Wednesday, April 13, 2011

Come What May and Love It -- A Printable for You

It seems like there have been a lot of things happening around me lately reminding me that life is hard. Life is really, really, really, really hard. Not mine, mind you, but there are tragedies occurring in the lives of those I love. There is sickness and disease. There are hard decisions being faced. There is sadness and regret and uncertainty. There are bad things happening to some really, truly good people.

But this one little phrase keeps coming back to me--one that I heard in LDS General Conference way back in October of 2008. Elder Joseph B. Wirthlin spoke about overcoming adversity. He gave four very specific suggestions for dealing with difficult situations: learn to laugh, seek an eternal perspective, understand the principle of compensation, and trust in Heavenly Father and Jesus Christ. His talk has stuck with me, though--and will continue to stick with me my whole life--simply because of one phrase. When life becomes difficult and you have to "[drink] deeply from the cup of disappointment, sorrow,  and loss" he said: come what may, and love it. 

It was a phrase his mother taught him, and he explains it a little further: 

"How can we love days that are filled with sorrow? We can’t—at least not in the moment. I don’t think my mother was suggesting that we suppress discouragement or deny the reality of pain. I don’t think she was suggesting that we smother unpleasant truths beneath a cloak of pretended happiness. But I do believe that the way we react to adversity can be a major factor in how happy and successful we can be in life."
 I just really love that. I love that he teaches us that we don't have to deny the reality of pain, but that we also don't have to wallow in it. I love the hope implied in that phrase. That whatever may come, you can eventually learn to love and cherish the times of pain because of what they helped you become. Elder Wirthlin, again:

"These experiences, while often difficult to bear at the time, are precisely the kinds of experiences that stretch our understanding, build our character, and increase our compassion for others."
And again, possibly my favorite part:

"That which is taken away from those who love the Lord will be added unto them in His own way. While it may not come at the time we desire, the faithful will know that every tear today will eventually be returned a hundredfold with tears of rejoicing and gratitude."
 And I don't think that means only members of the Church. I think it means everyone who is living the best way they know how in this confusing, heart-wrenching world. I think it means every child of God who is, in his or her own way, trying to be like Him. Even if they don't believe in Him. I know that Heavenly Father will compensate for the hardships we have to face in this life. That he will turn every sorrow into an even greater joy.

Wow, this post got way heavier than I ever meant it to be. I really just wanted to share with you guys this little piece of, ahem, art I created for my own home. But when I started writing, I realized I couldn't share it without telling you why it is so important to me.

Anyway, I used this tutorial from Cheri over at I Am Momma: Hear Me Roar to make a printable of the phrase Come What May and Love It. It's been on my mind to do for a while, and lately, I just realized how much I want this reminder up in my home. So here it is:

If you're noticing that it looks a bit like this print that has been so popular lately, well, yes, it was definitely inspired by these WWII posters:

I always loved these posters, but I felt like Elder Wirthlin's phrase held more meaning for me. So, you want it? All you have to do is click on the picture, which should take you to the full-size version, which you can then download and print, using your favorite method. It can be printed as large as 8 x 10, but larger that that it will not look so nice. 

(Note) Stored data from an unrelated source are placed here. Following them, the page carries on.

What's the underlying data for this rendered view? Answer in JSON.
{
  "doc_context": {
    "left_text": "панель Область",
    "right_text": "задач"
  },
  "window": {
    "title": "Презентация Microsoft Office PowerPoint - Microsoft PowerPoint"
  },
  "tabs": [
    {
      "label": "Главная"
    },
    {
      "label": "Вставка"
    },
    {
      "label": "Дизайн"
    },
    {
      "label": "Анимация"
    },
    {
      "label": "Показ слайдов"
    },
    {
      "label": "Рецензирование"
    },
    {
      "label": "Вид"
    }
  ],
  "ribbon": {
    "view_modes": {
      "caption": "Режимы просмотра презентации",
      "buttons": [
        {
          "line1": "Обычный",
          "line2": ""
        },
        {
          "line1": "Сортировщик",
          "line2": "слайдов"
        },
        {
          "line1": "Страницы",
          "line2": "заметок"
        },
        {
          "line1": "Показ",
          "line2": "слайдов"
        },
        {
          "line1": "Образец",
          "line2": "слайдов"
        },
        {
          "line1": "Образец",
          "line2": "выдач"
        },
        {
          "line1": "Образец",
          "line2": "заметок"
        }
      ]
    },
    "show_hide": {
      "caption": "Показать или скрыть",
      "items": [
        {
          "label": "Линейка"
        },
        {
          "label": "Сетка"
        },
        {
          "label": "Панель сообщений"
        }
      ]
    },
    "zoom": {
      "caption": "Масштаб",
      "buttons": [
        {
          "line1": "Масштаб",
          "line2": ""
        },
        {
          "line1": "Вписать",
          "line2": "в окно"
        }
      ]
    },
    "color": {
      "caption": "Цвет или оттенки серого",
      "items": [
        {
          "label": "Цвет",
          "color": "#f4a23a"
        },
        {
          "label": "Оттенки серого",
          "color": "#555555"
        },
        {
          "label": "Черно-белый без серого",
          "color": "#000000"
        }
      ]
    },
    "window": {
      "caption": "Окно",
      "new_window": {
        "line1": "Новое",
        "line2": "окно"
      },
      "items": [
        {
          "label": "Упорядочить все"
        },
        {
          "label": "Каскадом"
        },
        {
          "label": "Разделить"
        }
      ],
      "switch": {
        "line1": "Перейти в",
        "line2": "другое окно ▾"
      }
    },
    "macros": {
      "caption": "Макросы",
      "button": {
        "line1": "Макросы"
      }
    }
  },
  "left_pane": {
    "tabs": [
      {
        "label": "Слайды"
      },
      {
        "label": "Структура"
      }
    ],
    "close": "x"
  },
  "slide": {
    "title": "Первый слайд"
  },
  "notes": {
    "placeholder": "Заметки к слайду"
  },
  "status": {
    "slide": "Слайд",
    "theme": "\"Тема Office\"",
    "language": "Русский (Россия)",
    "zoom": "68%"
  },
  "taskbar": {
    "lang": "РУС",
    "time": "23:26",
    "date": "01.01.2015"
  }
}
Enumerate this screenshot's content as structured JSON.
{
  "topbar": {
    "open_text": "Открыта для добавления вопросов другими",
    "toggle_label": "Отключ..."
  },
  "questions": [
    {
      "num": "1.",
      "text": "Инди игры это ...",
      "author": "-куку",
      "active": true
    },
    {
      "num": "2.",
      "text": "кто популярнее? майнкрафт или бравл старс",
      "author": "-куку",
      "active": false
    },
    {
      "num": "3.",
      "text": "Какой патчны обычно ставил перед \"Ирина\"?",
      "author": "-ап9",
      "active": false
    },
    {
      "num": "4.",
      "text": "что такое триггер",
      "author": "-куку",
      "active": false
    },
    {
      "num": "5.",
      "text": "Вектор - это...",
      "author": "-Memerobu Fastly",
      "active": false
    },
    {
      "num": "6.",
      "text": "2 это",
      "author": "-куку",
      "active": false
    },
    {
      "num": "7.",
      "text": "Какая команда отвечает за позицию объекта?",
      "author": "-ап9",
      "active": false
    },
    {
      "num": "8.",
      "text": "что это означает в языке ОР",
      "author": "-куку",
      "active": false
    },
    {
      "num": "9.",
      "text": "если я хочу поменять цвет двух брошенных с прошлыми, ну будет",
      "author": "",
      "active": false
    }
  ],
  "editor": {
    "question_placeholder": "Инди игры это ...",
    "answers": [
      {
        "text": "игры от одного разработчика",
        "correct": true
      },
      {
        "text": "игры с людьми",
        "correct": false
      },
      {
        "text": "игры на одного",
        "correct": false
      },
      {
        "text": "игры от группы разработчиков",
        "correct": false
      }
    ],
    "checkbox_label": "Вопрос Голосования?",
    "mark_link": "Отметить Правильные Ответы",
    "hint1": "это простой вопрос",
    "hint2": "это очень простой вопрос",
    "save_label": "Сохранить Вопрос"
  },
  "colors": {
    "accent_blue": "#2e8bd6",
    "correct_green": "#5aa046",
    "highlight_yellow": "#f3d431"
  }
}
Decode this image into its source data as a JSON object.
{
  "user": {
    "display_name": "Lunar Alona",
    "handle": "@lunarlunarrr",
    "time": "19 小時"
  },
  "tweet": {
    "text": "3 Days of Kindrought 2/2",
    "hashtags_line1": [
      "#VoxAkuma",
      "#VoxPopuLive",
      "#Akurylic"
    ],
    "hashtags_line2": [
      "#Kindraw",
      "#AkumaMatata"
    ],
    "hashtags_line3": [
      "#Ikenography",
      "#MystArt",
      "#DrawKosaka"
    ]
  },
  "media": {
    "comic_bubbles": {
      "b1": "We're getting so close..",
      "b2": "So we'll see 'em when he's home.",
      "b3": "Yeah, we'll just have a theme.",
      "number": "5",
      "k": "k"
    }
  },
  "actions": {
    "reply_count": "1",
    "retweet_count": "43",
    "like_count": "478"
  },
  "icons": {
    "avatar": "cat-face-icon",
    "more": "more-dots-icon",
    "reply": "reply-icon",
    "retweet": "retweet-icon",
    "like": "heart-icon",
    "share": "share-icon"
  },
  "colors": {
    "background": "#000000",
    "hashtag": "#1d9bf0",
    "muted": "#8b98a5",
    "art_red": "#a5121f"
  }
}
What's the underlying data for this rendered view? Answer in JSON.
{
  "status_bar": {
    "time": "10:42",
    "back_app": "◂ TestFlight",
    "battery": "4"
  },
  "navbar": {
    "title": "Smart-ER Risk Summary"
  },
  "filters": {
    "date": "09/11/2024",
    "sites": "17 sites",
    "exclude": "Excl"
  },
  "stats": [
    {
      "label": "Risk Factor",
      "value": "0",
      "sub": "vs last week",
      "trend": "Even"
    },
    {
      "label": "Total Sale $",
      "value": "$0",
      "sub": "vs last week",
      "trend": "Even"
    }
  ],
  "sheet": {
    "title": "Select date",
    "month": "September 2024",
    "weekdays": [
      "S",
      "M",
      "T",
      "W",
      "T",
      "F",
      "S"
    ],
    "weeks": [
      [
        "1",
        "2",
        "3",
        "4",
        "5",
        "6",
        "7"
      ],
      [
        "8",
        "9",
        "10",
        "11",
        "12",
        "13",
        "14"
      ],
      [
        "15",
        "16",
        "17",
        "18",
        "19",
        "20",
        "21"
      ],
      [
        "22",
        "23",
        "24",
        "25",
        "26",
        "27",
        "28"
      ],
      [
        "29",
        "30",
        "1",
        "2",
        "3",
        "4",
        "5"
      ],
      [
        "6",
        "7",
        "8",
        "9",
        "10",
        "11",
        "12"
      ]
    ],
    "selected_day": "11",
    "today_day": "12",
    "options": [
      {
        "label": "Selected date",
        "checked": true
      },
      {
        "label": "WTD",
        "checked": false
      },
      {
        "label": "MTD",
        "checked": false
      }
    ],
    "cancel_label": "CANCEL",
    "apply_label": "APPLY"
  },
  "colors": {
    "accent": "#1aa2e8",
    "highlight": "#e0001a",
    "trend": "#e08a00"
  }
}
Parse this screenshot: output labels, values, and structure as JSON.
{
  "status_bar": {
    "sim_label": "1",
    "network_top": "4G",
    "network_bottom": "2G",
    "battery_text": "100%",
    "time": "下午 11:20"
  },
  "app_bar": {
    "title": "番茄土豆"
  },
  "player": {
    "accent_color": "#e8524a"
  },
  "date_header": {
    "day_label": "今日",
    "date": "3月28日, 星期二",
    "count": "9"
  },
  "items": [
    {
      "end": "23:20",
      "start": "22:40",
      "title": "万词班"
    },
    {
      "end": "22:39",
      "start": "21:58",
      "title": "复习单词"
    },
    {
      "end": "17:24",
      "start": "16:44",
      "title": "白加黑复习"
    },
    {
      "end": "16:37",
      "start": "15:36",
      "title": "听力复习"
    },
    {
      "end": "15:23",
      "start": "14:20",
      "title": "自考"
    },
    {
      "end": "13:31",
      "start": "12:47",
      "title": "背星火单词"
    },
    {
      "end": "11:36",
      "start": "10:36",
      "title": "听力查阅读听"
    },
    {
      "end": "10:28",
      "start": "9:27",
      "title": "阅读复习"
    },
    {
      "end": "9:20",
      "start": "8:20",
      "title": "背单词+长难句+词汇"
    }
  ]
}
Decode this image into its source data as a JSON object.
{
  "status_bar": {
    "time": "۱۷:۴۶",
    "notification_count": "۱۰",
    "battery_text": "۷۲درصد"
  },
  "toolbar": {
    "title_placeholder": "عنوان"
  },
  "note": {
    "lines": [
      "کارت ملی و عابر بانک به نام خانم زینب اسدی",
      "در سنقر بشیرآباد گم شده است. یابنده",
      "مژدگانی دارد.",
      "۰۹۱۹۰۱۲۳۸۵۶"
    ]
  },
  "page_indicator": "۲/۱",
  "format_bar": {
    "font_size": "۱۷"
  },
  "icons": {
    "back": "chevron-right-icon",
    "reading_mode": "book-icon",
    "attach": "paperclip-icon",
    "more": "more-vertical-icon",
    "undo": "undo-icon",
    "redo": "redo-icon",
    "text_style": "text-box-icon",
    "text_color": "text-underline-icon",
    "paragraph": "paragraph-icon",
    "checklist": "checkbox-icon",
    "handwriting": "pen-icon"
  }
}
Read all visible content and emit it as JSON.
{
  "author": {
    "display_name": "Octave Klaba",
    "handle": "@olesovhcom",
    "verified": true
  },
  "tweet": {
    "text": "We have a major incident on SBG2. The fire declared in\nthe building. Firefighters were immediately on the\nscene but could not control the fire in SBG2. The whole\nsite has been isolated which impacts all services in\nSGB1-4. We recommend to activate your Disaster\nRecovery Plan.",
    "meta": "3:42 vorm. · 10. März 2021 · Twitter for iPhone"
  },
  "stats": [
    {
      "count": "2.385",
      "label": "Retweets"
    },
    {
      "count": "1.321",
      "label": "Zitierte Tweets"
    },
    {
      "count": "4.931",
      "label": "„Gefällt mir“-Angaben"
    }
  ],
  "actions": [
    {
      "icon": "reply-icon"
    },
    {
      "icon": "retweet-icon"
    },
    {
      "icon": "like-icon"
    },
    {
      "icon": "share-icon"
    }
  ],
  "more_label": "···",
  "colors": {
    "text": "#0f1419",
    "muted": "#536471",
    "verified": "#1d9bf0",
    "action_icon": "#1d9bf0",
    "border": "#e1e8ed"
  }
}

I was actually going to make you guys leave me a comment if you wanted the printable, and then I'd email it to you, but that seemed like more work than it was worth. Plus it seemed a little, um, beggary? But if you'd like to leave me a comment, anyway, I'm telling you, it would totally make my day.


Allison said...

I love you Charity. I love reading your posts.

George and Ruth said...

Beautifully written. Beautifully felt. "I believe in Christ so come what may" is a phrase I remind myself of often. I also thought that the "Come what may and Love It" talk was a talk to keep in my "talks to be reread often" file.

Janet said...

i am doing a yw lesson on change and used your printable. thanks! janet

Katie said...

This is my favorite quote, I googled it and found your printable. Thank you.

Gerb said...

I wrote a blog that made this quote come to mind and I found your printable online and shared it in my post. I loved your thoughts on the talk it comes from, too! Thanks for sharing your talents - and thoughts. :)

Jess said...

I just wanted to let you know that I am using this talk for my Relief Society lesson tomorrow. I am also using your printable as my hand out. thanks so much for sharing!